A couple of weeks ago I had a fun package arrive at my door. It was a box bearing Rob Jovanovic's new book, Moving the Goalposts, which promises many things. "You'll never look at football in the same way again!" is a good one, as is the blurb "Why Maradona Was Really Useless". Skepticism at those statements aside, I dug in. Far be it from me to pass up an opportunity to read a book about football statistics.

Said book looks fairly imposing at first glance, but Jovanovic's breezy style makes for very quick reading and the episodic format makes the book go by even quicker. Goalposts actually reminded me of reading the archives of a blog that pointed out statistical quirks, occasionally revealing nuggets of deeper insight as well.

Those of you hoping for the footballing equivalent of Moneyball will be disappointed -- there's no overarching narrative here to tie things together, nor are there characters implementing the grand thoughts and ideas central to Michael Lewis' book. Instead, Goalposts should be considered as a fascinating compendium of statistics rather than a revolutionary call to action.

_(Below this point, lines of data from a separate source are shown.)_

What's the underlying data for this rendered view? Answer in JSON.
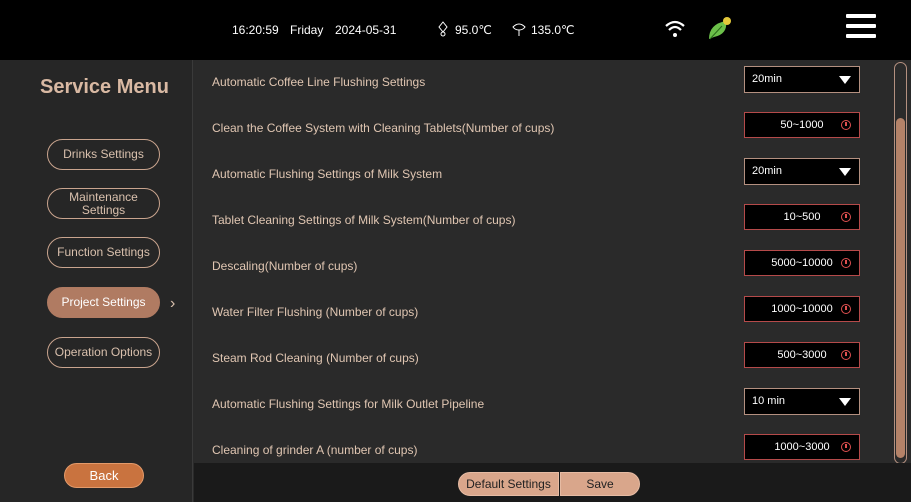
{
  "status_bar": {
    "time": "16:20:59",
    "day": "Friday",
    "date": "2024-05-31",
    "boiler_temp": "95.0℃",
    "steam_temp": "135.0℃",
    "icons": [
      "boiler-icon",
      "steam-icon",
      "wifi-icon",
      "leaf-icon",
      "hamburger-menu-icon"
    ]
  },
  "sidebar": {
    "title": "Service Menu",
    "items": [
      {
        "label": "Drinks Settings"
      },
      {
        "label": "Maintenance Settings"
      },
      {
        "label": "Function Settings"
      },
      {
        "label": "Project Settings",
        "active": true
      },
      {
        "label": "Operation Options"
      }
    ],
    "back_label": "Back"
  },
  "settings": [
    {
      "label": "Automatic Coffee Line Flushing Settings",
      "type": "dropdown",
      "value": "20min"
    },
    {
      "label": "Clean the Coffee System with Cleaning Tablets(Number of cups)",
      "type": "number",
      "placeholder": "50~1000"
    },
    {
      "label": "Automatic Flushing Settings of Milk System",
      "type": "dropdown",
      "value": "20min"
    },
    {
      "label": "Tablet Cleaning Settings of Milk System(Number of cups)",
      "type": "number",
      "placeholder": "10~500"
    },
    {
      "label": "Descaling(Number of cups)",
      "type": "number",
      "placeholder": "5000~10000"
    },
    {
      "label": "Water Filter Flushing (Number of cups)",
      "type": "number",
      "placeholder": "1000~10000"
    },
    {
      "label": "Steam Rod Cleaning (Number of cups)",
      "type": "number",
      "placeholder": "500~3000"
    },
    {
      "label": "Automatic Flushing Settings for Milk Outlet Pipeline",
      "type": "dropdown",
      "value": "10 min"
    },
    {
      "label": "Cleaning of grinder A (number of cups)",
      "type": "number",
      "placeholder": "1000~3000"
    }
  ],
  "bottom_bar": {
    "default_label": "Default Settings",
    "save_label": "Save"
  },
  "colors": {
    "accent": "#b07b62",
    "back_button": "#c9733f",
    "warning": "#e05050",
    "leaf": "#6cc04a"
  }
}
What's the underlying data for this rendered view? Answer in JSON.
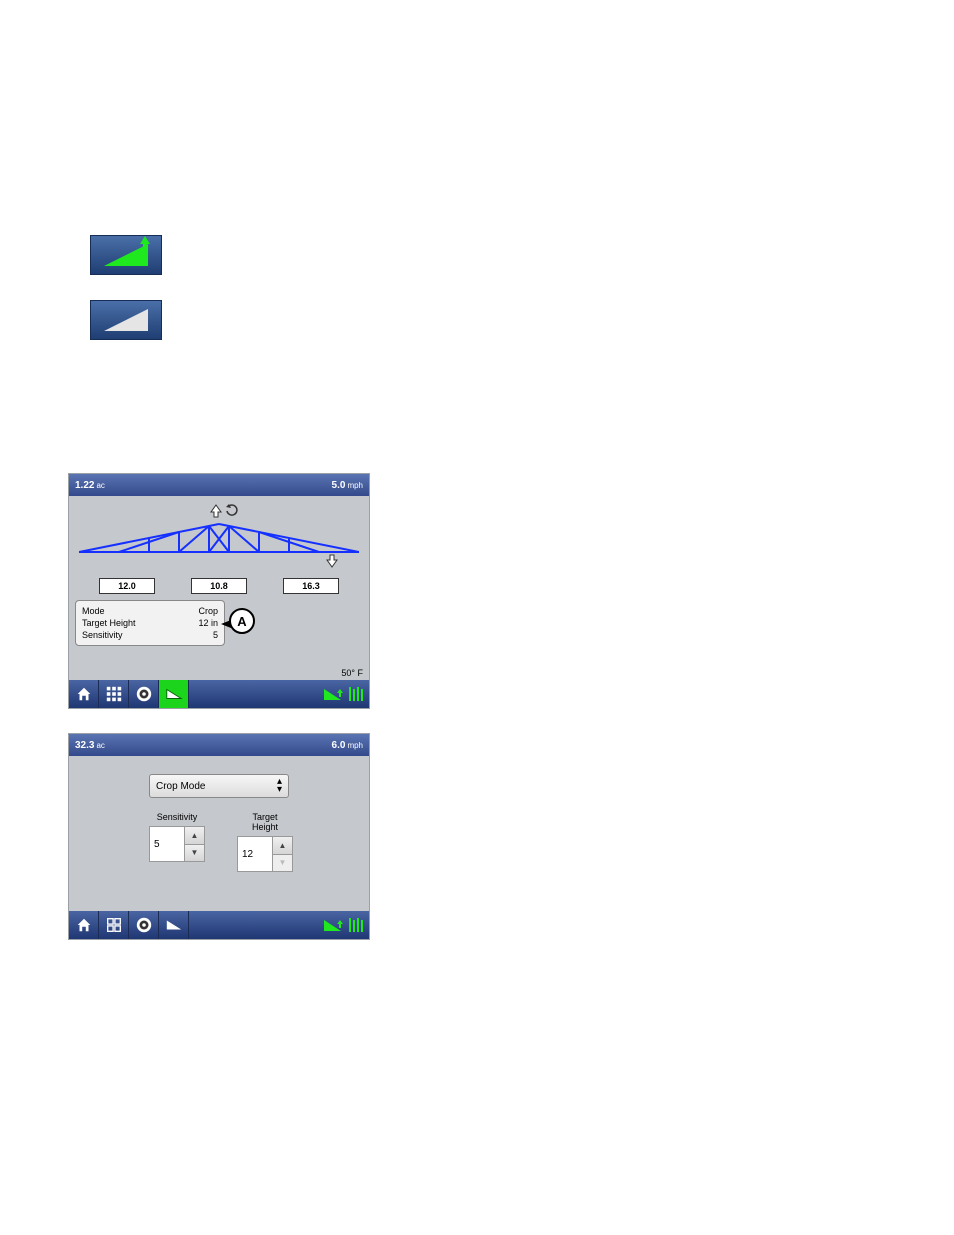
{
  "standalone_icons": {
    "green_wedge_up": "boom-raise-active-icon",
    "white_wedge": "boom-raise-inactive-icon"
  },
  "screen1": {
    "topbar": {
      "area_value": "1.22",
      "area_unit": "ac",
      "speed_value": "5.0",
      "speed_unit": "mph"
    },
    "readouts": {
      "left": "12.0",
      "center": "10.8",
      "right": "16.3"
    },
    "info_panel": {
      "mode_label": "Mode",
      "mode_value": "Crop",
      "target_height_label": "Target Height",
      "target_height_value": "12 in",
      "sensitivity_label": "Sensitivity",
      "sensitivity_value": "5"
    },
    "callout": "A",
    "temp": {
      "value": "50",
      "unit": "° F"
    },
    "nav": {
      "home": "home-icon",
      "grid": "grid-9-icon",
      "target": "target-icon",
      "wedge_active": true,
      "right1": "boom-raise-icon",
      "right2": "crop-icon"
    }
  },
  "screen2": {
    "topbar": {
      "area_value": "32.3",
      "area_unit": "ac",
      "speed_value": "6.0",
      "speed_unit": "mph"
    },
    "dropdown": {
      "selected": "Crop Mode"
    },
    "sensitivity": {
      "label": "Sensitivity",
      "value": "5"
    },
    "target_height": {
      "label": "Target\nHeight",
      "value": "12"
    },
    "nav": {
      "home": "home-icon",
      "grid": "grid-4-icon",
      "target": "target-icon",
      "wedge_active": false,
      "right1": "boom-raise-icon",
      "right2": "crop-icon"
    }
  }
}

I'm not entirely sure about some of the analysis -- Diego Maradona is declared 'useless', for example, on the back of a comparison between Argentina's performance with and without him, a pseudo-parametric analysis which implicitly assumes that all other variables were held steady while Maradona was cycled in and out of the team.

Some of the segments were also curiously under-developed. Page 148 contains the kernel ("Extra Time and Penalties -- Any Advantage to the Visiting Team?") of what could have been a much longer study on momentum in football. For my money, that would have been the single most important insight provided here.

But the above qualms aren't really particularly important. In Goalposts, Jovanovic casts a rational, critical eye upon the world of football and its cliches, and the information presented is both fascinating and wide ranging. Even if there are occasional questions about methodology and conclusions, that doesn't take much away from the book itself.

If you're a football fan with even the slightest inclination towards maths, I'd tell you to pick it up, Jovanovic has an eye for history which I lack, and I found many of his statistical segments utterly fascinating. It's very easy to get lost in the numbers, and the accompanying text is a fun ride as well. Good stuff.